Маккейн ушла, а Эвелин принялась устраиваться на ночлег. Вначале просто полулежала в кресле, прокручивая в памяти яркие образы прошедшего дня. Их было так много, что уместить всё в короткий промежуток времени между восходом и заходом солнца казалось невероятным. Побег Арояна, преследование, взрыв флаера, атака на небесный дворец, поединок с неуязвимой девушкой в призрачном лабиринте, бой на склонах ц’Аэра, отступление, так похожее не бегство, убийство Мердока, совещание, визит Ириса, катастрофа. Впечатления переполняли мозг, и Эвелин начинало казаться, что заснуть не получится. Но мерный шорох капель по крыше, единственный звук в погрузившемся в темноту и тишину лагере, убаюкал.
Проснулась она от громкого стука в дверь. Ночь ещё не закончилась, и дождь шёл по-прежнему. Прерванный сон был каким-то мирным, домашним. Потребовалось время, чтобы заново осознать окружающую реальность.
Эвелин осторожно выглянула сквозь стекло двери. У кабины стоял Байярд. Таким она полковника прежде не видела — босой, не то, что без защитного костюма, но даже без кителя, в одной серой форменной майке.
Заметив девушку, Байярд повелительно махнул рукой, звал выйти. Кэри открыла дверь, нехотя выпрыгнула наружу.
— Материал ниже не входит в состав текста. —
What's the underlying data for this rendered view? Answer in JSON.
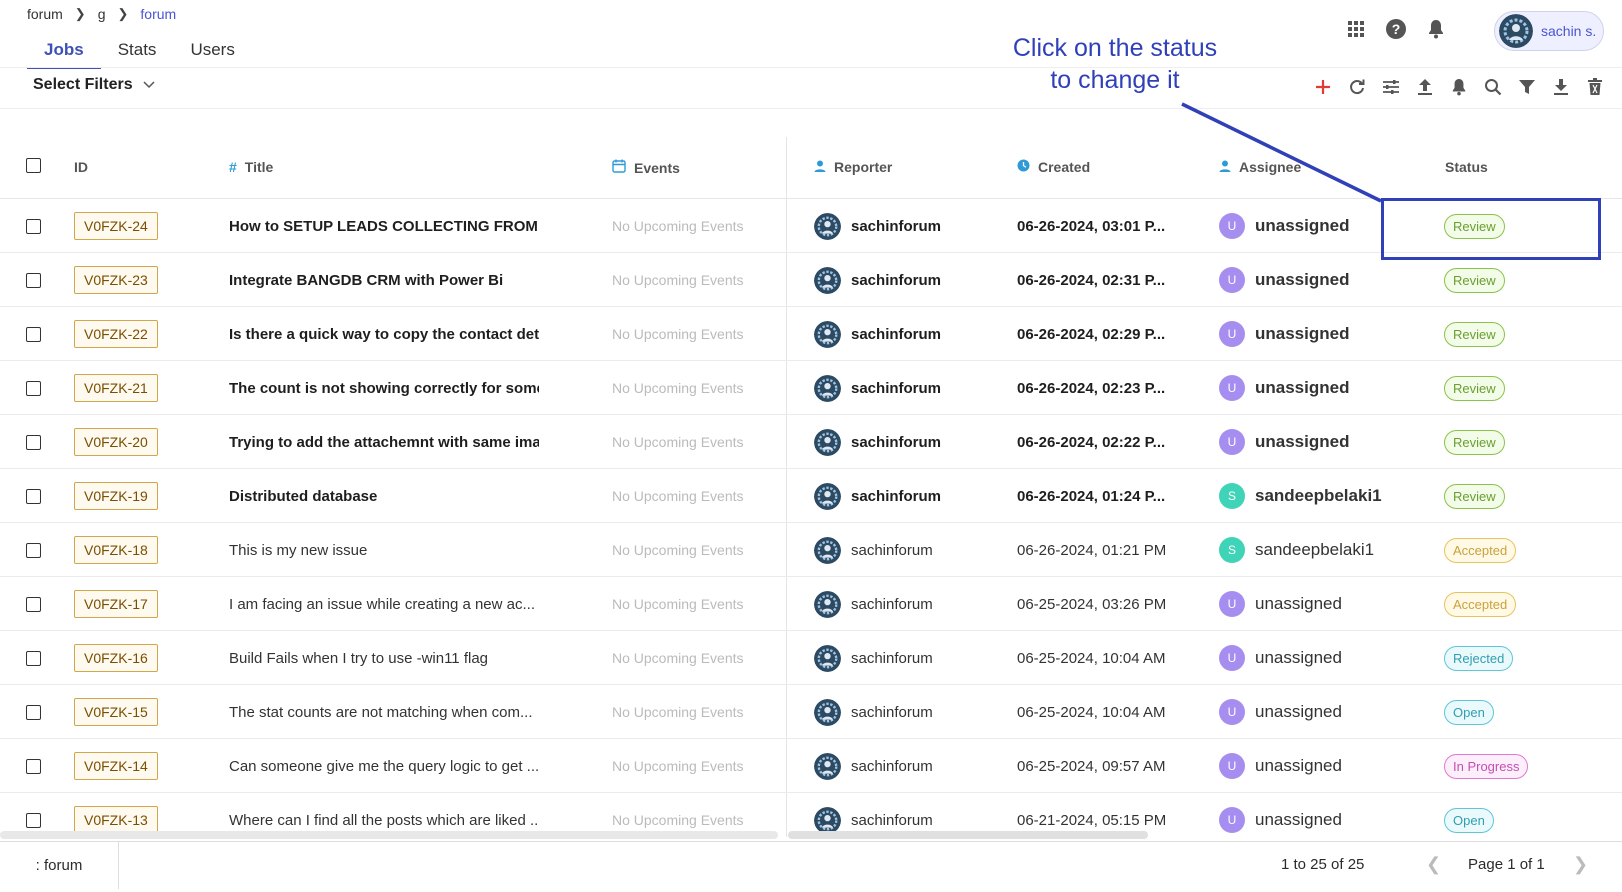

— Что, капитан, нам все каюк, да? Это была не мистификация, не блеф? Они в самом деле с нами такое сотворили? Раздавили, как муравьёв.
Байярд покачивался, с трудом удерживая равновесие, и спиртным от него разило на метр. Эвелин невольно поморщилась. Как разговаривать с людьми в таком состоянии, она не знала. Отец тоже позволял себе напиваться, и тогда беда любому, кто попадался под руку. Жаловаться шерифу было бесполезно, в семейные конфликты полиция не вмешивается. В стенах собственного дома власть принадлежит мужчине — неписанное правило их общества. Лишь когда подрос брат, папаше пришлось угомониться.
— Корабля нет… — продолжал бормотать Байярд. — И не будет, да? Мы сдохнем в этой ловушке, так, капитан? Ты раньше всех это поняла? Правильно, и нечего цепляться за глупую надежду. Все сдохнем!
— На этой планете люди могут выжить, — возразила Кэри. — Ароян ведь выжил...
— А! Выпросил, чтобы приняли в свою стаю. Наверное, и нас примут. Мы им пригодимся для чего-нибудь. Только меня тошнит от этого! Ни перед кем на коленях не ползал, тем более, перед этими тварями!